And we were looking for Geoffrey Shafer. Why would the Weasel be here?

While we waited for something to break, maybe a message or a warning, I walked around what had been Sunrise Valley. Where the bomb had actually detonated, buildings and vehicles hadn't just been flattened, they'd been practically vaporized. Little bits of death and destruction, sparks and ash, were still floating in the air. The night sky was masked by a dark and oily cloud of smoke, and I was struck by the unsettling idea that only man could create something like this, and only man would want to.

As I wandered through the mounds of debris, I also talked to agents and techs involved in the investigation and I began to make a few crime-scene notes of my own:

Bits and pieces of the mobile-home camp are scattered everywhere.

Witnesses describe canisters dropped from a prop plane.

One falling can seemed about to strike a trailer home, then exploded in midair above the town.

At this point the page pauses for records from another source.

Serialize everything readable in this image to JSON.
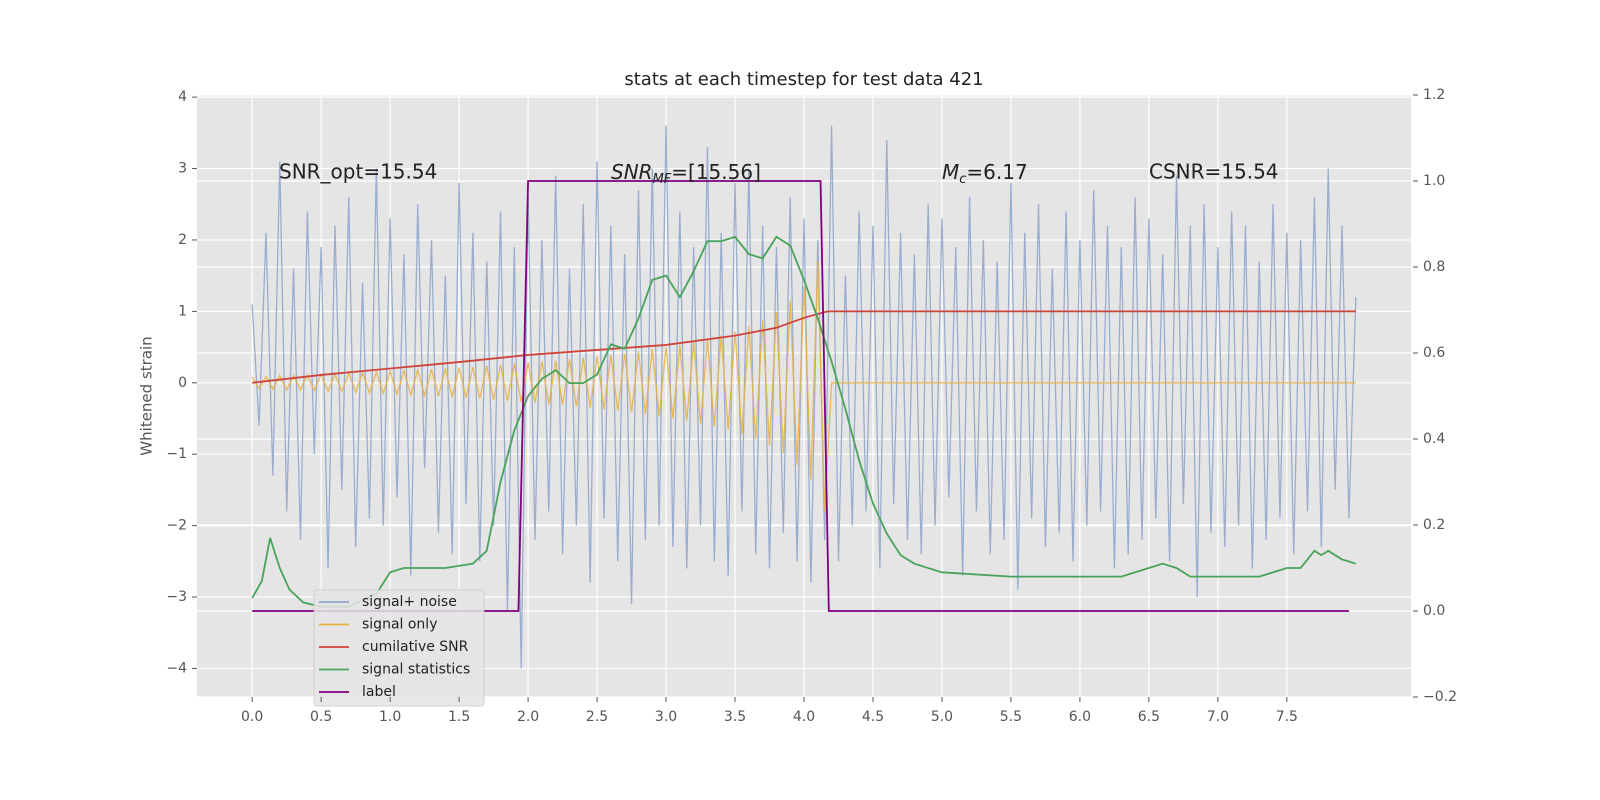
{
  "chart_data": {
    "type": "line",
    "title": "stats at each timestep for test data 421",
    "y_label": "Whitened strain",
    "annotations": [
      {
        "text": "SNR_opt=15.54"
      },
      {
        "text": "SNR",
        "sub": "MF",
        "rest": "=[15.56]"
      },
      {
        "text": "M",
        "sub": "c",
        "rest": "=6.17"
      },
      {
        "text": "CSNR=15.54"
      }
    ],
    "xlim": [
      -0.4,
      8.4
    ],
    "xticks": [
      {
        "value": 0,
        "label": "0.0"
      },
      0.5,
      {
        "value": 1,
        "label": "1.0"
      },
      1.5,
      {
        "value": 2,
        "label": "2.0"
      },
      2.5,
      {
        "value": 3,
        "label": "3.0"
      },
      3.5,
      {
        "value": 4,
        "label": "4.0"
      },
      4.5,
      {
        "value": 5,
        "label": "5.0"
      },
      5.5,
      {
        "value": 6,
        "label": "6.0"
      },
      6.5,
      {
        "value": 7,
        "label": "7.0"
      },
      7.5
    ],
    "ylim": [
      -4.4,
      4.03
    ],
    "yticks": [
      {
        "value": -4,
        "label": "−4"
      },
      {
        "value": -3,
        "label": "−3"
      },
      {
        "value": -2,
        "label": "−2"
      },
      {
        "value": -1,
        "label": "−1"
      },
      0,
      1,
      2,
      3,
      4
    ],
    "y2lim": [
      -0.2,
      1.2
    ],
    "y2ticks": [
      {
        "value": -0.2,
        "label": "−0.2"
      },
      {
        "value": 0,
        "label": "0.0"
      },
      0.2,
      0.4,
      0.6,
      0.8,
      {
        "value": 1,
        "label": "1.0"
      },
      1.2
    ],
    "grid": true,
    "legend": "lower left",
    "x": [
      0,
      0.05,
      0.1,
      0.15,
      0.2,
      0.25,
      0.3,
      0.35,
      0.4,
      0.45,
      0.5,
      0.55,
      0.6,
      0.65,
      0.7,
      0.75,
      0.8,
      0.85,
      0.9,
      0.95,
      1,
      1.05,
      1.1,
      1.15,
      1.2,
      1.25,
      1.3,
      1.35,
      1.4,
      1.45,
      1.5,
      1.55,
      1.6,
      1.65,
      1.7,
      1.75,
      1.8,
      1.85,
      1.9,
      1.95,
      2,
      2.05,
      2.1,
      2.15,
      2.2,
      2.25,
      2.3,
      2.35,
      2.4,
      2.45,
      2.5,
      2.55,
      2.6,
      2.65,
      2.7,
      2.75,
      2.8,
      2.85,
      2.9,
      2.95,
      3,
      3.05,
      3.1,
      3.15,
      3.2,
      3.25,
      3.3,
      3.35,
      3.4,
      3.45,
      3.5,
      3.55,
      3.6,
      3.65,
      3.7,
      3.75,
      3.8,
      3.85,
      3.9,
      3.95,
      4,
      4.05,
      4.1,
      4.15,
      4.2,
      4.25,
      4.3,
      4.35,
      4.4,
      4.45,
      4.5,
      4.55,
      4.6,
      4.65,
      4.7,
      4.75,
      4.8,
      4.85,
      4.9,
      4.95,
      5,
      5.05,
      5.1,
      5.15,
      5.2,
      5.25,
      5.3,
      5.35,
      5.4,
      5.45,
      5.5,
      5.55,
      5.6,
      5.65,
      5.7,
      5.75,
      5.8,
      5.85,
      5.9,
      5.95,
      6,
      6.05,
      6.1,
      6.15,
      6.2,
      6.25,
      6.3,
      6.35,
      6.4,
      6.45,
      6.5,
      6.55,
      6.6,
      6.65,
      6.7,
      6.75,
      6.8,
      6.85,
      6.9,
      6.95,
      7,
      7.05,
      7.1,
      7.15,
      7.2,
      7.25,
      7.3,
      7.35,
      7.4,
      7.45,
      7.5,
      7.55,
      7.6,
      7.65,
      7.7,
      7.75,
      7.8,
      7.85,
      7.9,
      7.95,
      8
    ],
    "series": [
      {
        "name": "signal+ noise",
        "color": "#91a6cc",
        "values": [
          1.1,
          -0.6,
          2.1,
          -1.3,
          3.1,
          -1.8,
          1.6,
          -2.2,
          2.4,
          -1.0,
          1.9,
          -2.6,
          2.2,
          -1.5,
          2.6,
          -2.3,
          1.4,
          -1.9,
          3.0,
          -2.0,
          2.3,
          -1.6,
          1.8,
          -2.7,
          2.5,
          -1.2,
          2.0,
          -2.1,
          1.5,
          -2.4,
          2.8,
          -1.7,
          2.1,
          -2.5,
          1.7,
          -2.0,
          2.4,
          -3.2,
          1.9,
          -4.0,
          2.6,
          -2.2,
          2.0,
          -1.8,
          2.9,
          -2.4,
          1.6,
          -2.0,
          2.5,
          -2.8,
          3.1,
          -1.9,
          2.2,
          -2.5,
          1.8,
          -3.1,
          2.7,
          -2.2,
          3.0,
          -2.0,
          3.6,
          -2.3,
          2.4,
          -2.6,
          1.9,
          -2.0,
          3.3,
          -2.5,
          2.1,
          -2.7,
          2.8,
          -1.8,
          3.0,
          -2.4,
          2.2,
          -2.6,
          1.9,
          -2.1,
          2.6,
          -2.5,
          2.3,
          -2.8,
          2.0,
          -2.2,
          3.6,
          -2.5,
          1.5,
          -2.0,
          2.4,
          -1.8,
          2.2,
          -2.6,
          3.4,
          -1.7,
          2.1,
          -2.2,
          1.8,
          -2.4,
          2.5,
          -2.0,
          2.3,
          -1.6,
          1.9,
          -2.7,
          2.6,
          -1.8,
          2.0,
          -2.4,
          1.7,
          -2.2,
          2.8,
          -2.9,
          2.1,
          -1.9,
          2.5,
          -2.3,
          1.6,
          -2.1,
          2.4,
          -2.5,
          2.0,
          -2.0,
          2.7,
          -1.8,
          2.2,
          -2.6,
          1.9,
          -2.4,
          2.6,
          -2.2,
          2.3,
          -1.9,
          1.8,
          -2.5,
          2.9,
          -1.7,
          2.2,
          -3.0,
          2.5,
          -2.1,
          1.9,
          -2.3,
          2.4,
          -2.0,
          2.2,
          -2.6,
          1.7,
          -2.2,
          2.5,
          -1.9,
          2.1,
          -2.4,
          2.0,
          -1.8,
          2.6,
          -2.3,
          3.0,
          -1.5,
          2.2,
          -1.9,
          1.2
        ]
      },
      {
        "name": "signal only",
        "color": "#e8b040",
        "values": [
          0.08,
          -0.08,
          0.09,
          -0.09,
          0.1,
          -0.1,
          0.1,
          -0.1,
          0.11,
          -0.11,
          0.12,
          -0.12,
          0.12,
          -0.12,
          0.13,
          -0.13,
          0.14,
          -0.14,
          0.15,
          -0.15,
          0.16,
          -0.16,
          0.17,
          -0.17,
          0.18,
          -0.18,
          0.19,
          -0.19,
          0.2,
          -0.2,
          0.21,
          -0.21,
          0.22,
          -0.22,
          0.24,
          -0.24,
          0.25,
          -0.25,
          0.27,
          -0.27,
          0.28,
          -0.28,
          0.3,
          -0.3,
          0.31,
          -0.31,
          0.33,
          -0.33,
          0.35,
          -0.35,
          0.37,
          -0.37,
          0.39,
          -0.39,
          0.41,
          -0.41,
          0.44,
          -0.44,
          0.47,
          -0.47,
          0.5,
          -0.5,
          0.53,
          -0.53,
          0.57,
          -0.57,
          0.61,
          -0.61,
          0.66,
          -0.66,
          0.72,
          -0.72,
          0.79,
          -0.79,
          0.88,
          -0.88,
          0.99,
          -0.99,
          1.15,
          -1.15,
          1.35,
          -1.35,
          1.7,
          -1.8,
          0,
          0,
          0,
          0,
          0,
          0,
          0,
          0,
          0,
          0,
          0,
          0,
          0,
          0,
          0,
          0,
          0,
          0,
          0,
          0,
          0,
          0,
          0,
          0,
          0,
          0,
          0,
          0,
          0,
          0,
          0,
          0,
          0,
          0,
          0,
          0,
          0,
          0,
          0,
          0,
          0,
          0,
          0,
          0,
          0,
          0,
          0,
          0,
          0,
          0,
          0,
          0,
          0,
          0,
          0,
          0,
          0,
          0,
          0,
          0,
          0,
          0,
          0,
          0,
          0,
          0,
          0,
          0,
          0,
          0,
          0,
          0,
          0,
          0,
          0,
          0,
          0
        ]
      },
      {
        "name": "cumilative SNR",
        "color": "#d0433a",
        "x": [
          0,
          0.5,
          1,
          1.5,
          2,
          2.5,
          3,
          3.5,
          3.8,
          4.0,
          4.17,
          8.0
        ],
        "values": [
          0,
          0.11,
          0.2,
          0.29,
          0.39,
          0.46,
          0.53,
          0.66,
          0.77,
          0.91,
          1.0,
          1.0
        ]
      },
      {
        "name": "signal statistics",
        "color": "#4aa35a",
        "axis": "y2",
        "x": [
          0,
          0.07,
          0.13,
          0.2,
          0.27,
          0.37,
          0.5,
          0.7,
          0.9,
          1.0,
          1.1,
          1.2,
          1.4,
          1.6,
          1.7,
          1.8,
          1.9,
          2.0,
          2.1,
          2.2,
          2.3,
          2.4,
          2.5,
          2.6,
          2.7,
          2.8,
          2.9,
          3.0,
          3.1,
          3.2,
          3.3,
          3.4,
          3.5,
          3.6,
          3.7,
          3.8,
          3.9,
          4.0,
          4.1,
          4.2,
          4.3,
          4.4,
          4.5,
          4.6,
          4.7,
          4.8,
          5.0,
          5.5,
          6.0,
          6.3,
          6.5,
          6.6,
          6.7,
          6.8,
          7.0,
          7.3,
          7.5,
          7.6,
          7.7,
          7.75,
          7.8,
          7.9,
          8.0
        ],
        "values": [
          0.03,
          0.07,
          0.17,
          0.1,
          0.05,
          0.02,
          0.01,
          0.01,
          0.04,
          0.09,
          0.1,
          0.1,
          0.1,
          0.11,
          0.14,
          0.3,
          0.42,
          0.5,
          0.54,
          0.56,
          0.53,
          0.53,
          0.55,
          0.62,
          0.61,
          0.68,
          0.77,
          0.78,
          0.73,
          0.79,
          0.86,
          0.86,
          0.87,
          0.83,
          0.82,
          0.87,
          0.85,
          0.77,
          0.68,
          0.58,
          0.47,
          0.35,
          0.25,
          0.18,
          0.13,
          0.11,
          0.09,
          0.08,
          0.08,
          0.08,
          0.1,
          0.11,
          0.1,
          0.08,
          0.08,
          0.08,
          0.1,
          0.1,
          0.14,
          0.13,
          0.14,
          0.12,
          0.11
        ]
      },
      {
        "name": "label",
        "color": "#800080",
        "axis": "y2",
        "x": [
          0,
          1.93,
          2.0,
          4.12,
          4.18,
          7.95
        ],
        "values": [
          0,
          0,
          1,
          1,
          0,
          0
        ]
      }
    ]
  }
}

At first, the explosion was like a "white, undulating jellyfish cloud," then the cloud ignited.

High winds from the heat of the fire, convection whirls, apparently blew at gale force for several minutes.

So far we had discovered only one body in the rubble. Everyone was wondering the same thing: why only one? Why spare the others? Why blow up this trailer-park town at all?

It just didn't make sense. Nothing did so far. But especially Shafer's presence.

One of the local FBI agents, Ginny Moriarity, called out my name and I turned. She waved excitedly for me to come over. Now what?

I jogged back to where Agent Moriarity was standing with a couple of local cops. They all seemed exercized about something.

"We found the Bronco," she told me. "No army trucks, but we located the Bronco in Wells."